Eval harness
// Definition
Software that runs an LLM-backed system against a dataset of inputs, scores the outputs against criteria (exact match, similarity, LLM-as-judge, custom rubric), and tracks how scores change across model versions, prompts, or code changes. Eval harnesses are to AI features what test runners are to deterministic code: the place CI calls into, the place regressions get caught, the place quality is measured rather than asserted. The 2026 ecosystem has fragmented rather than consolidated — Braintrust is eval-first, Langfuse is prompt-first (acquired by Clickhouse in January), Laminar is built for agent debugging, Arize Phoenix is OpenTelemetry-native. Most teams pick one platform per workflow rather than expecting one tool to cover everything.
// Related terms
LLM-as-judge
An evaluation pattern where one language model grades another model's output. The judge model is given the input, the output to evaluate, and a rubric — and returns a score or pass/fail verdict. Useful for evaluating qualities that are hard to test deterministically: tone, factual accuracy, helpfulness, refusal of unsafe requests. The catch is that judges are themselves LLMs with their own biases and failure modes — they need to be calibrated against human raters before you trust them at scale. Good for triage and trend-spotting; not a replacement for human eval on critical paths.
Golden dataset
A curated set of inputs paired with known-correct outputs, used to evaluate an AI system's performance over time. For an LLM-backed product, a golden dataset might be 100 representative user questions plus the ideal answer for each. You run the system against the dataset on every release and compare current output to the gold answer — either with exact match, similarity scoring, or LLM-as-judge. Without a golden dataset you have vibes, not evaluation. Building and maintaining one is foundational QA work for AI products.
Large Language Model (LLM)
A neural network trained on massive text datasets to predict the next word in a sequence.

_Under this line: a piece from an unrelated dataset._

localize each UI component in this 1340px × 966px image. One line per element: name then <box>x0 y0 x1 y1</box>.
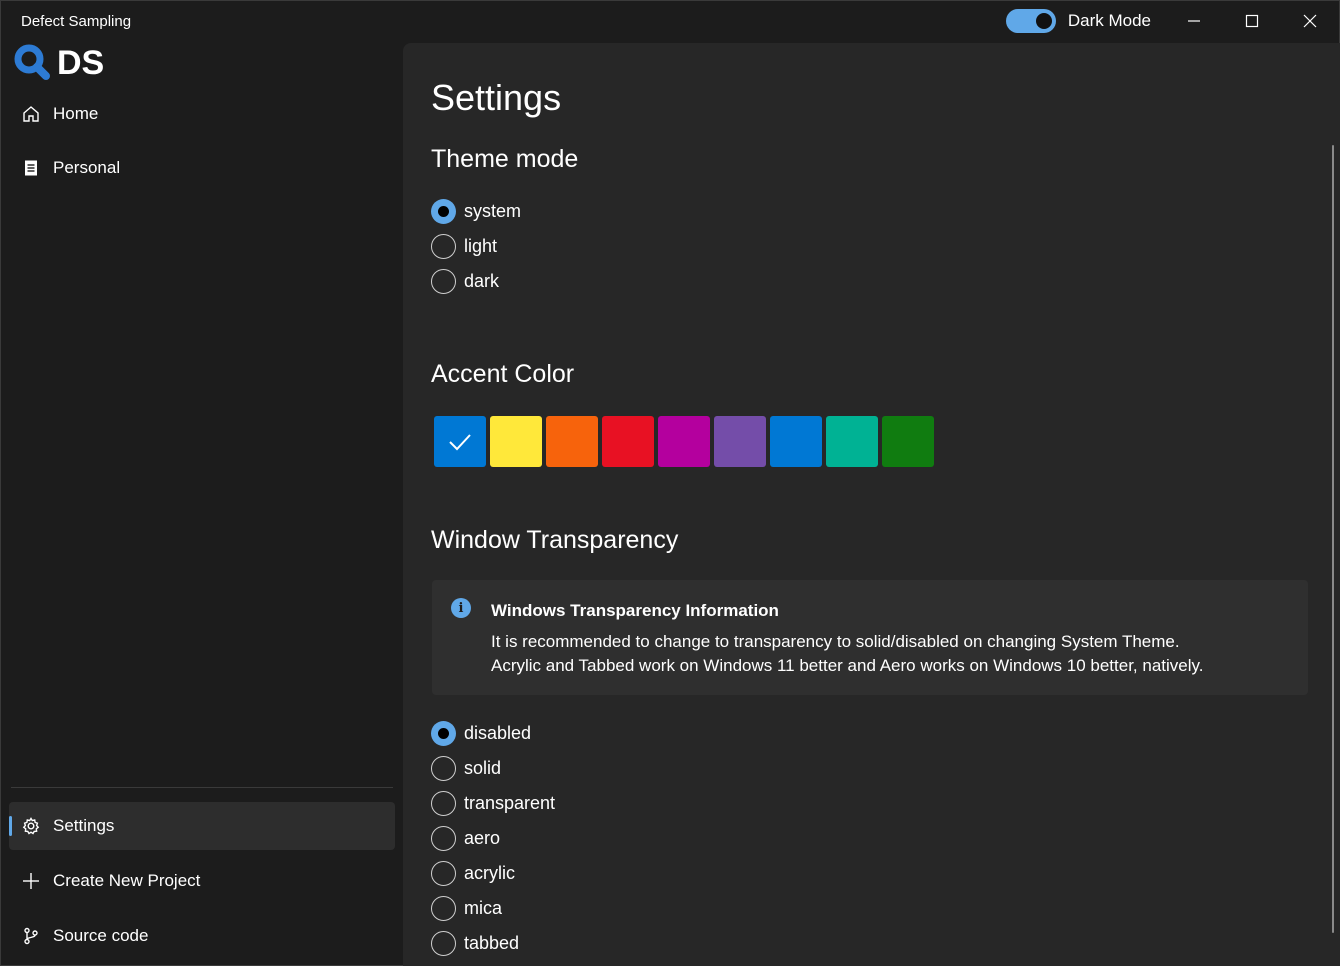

Modern LLMs like Claude, GPT-4, and Gemini can answer questions, write code, summarise documents, and follow multi-step instructions — but they don't 'know' anything, they predict plausible continuations from patterns in training data. This is why they sometimes produce confident-sounding falsehoods (hallucinations) and why prompt design matters so much. In QA, LLMs are useful for generating test scaffolding, summarising bug reports, and drafting documentation — but their output always needs human review before it ships.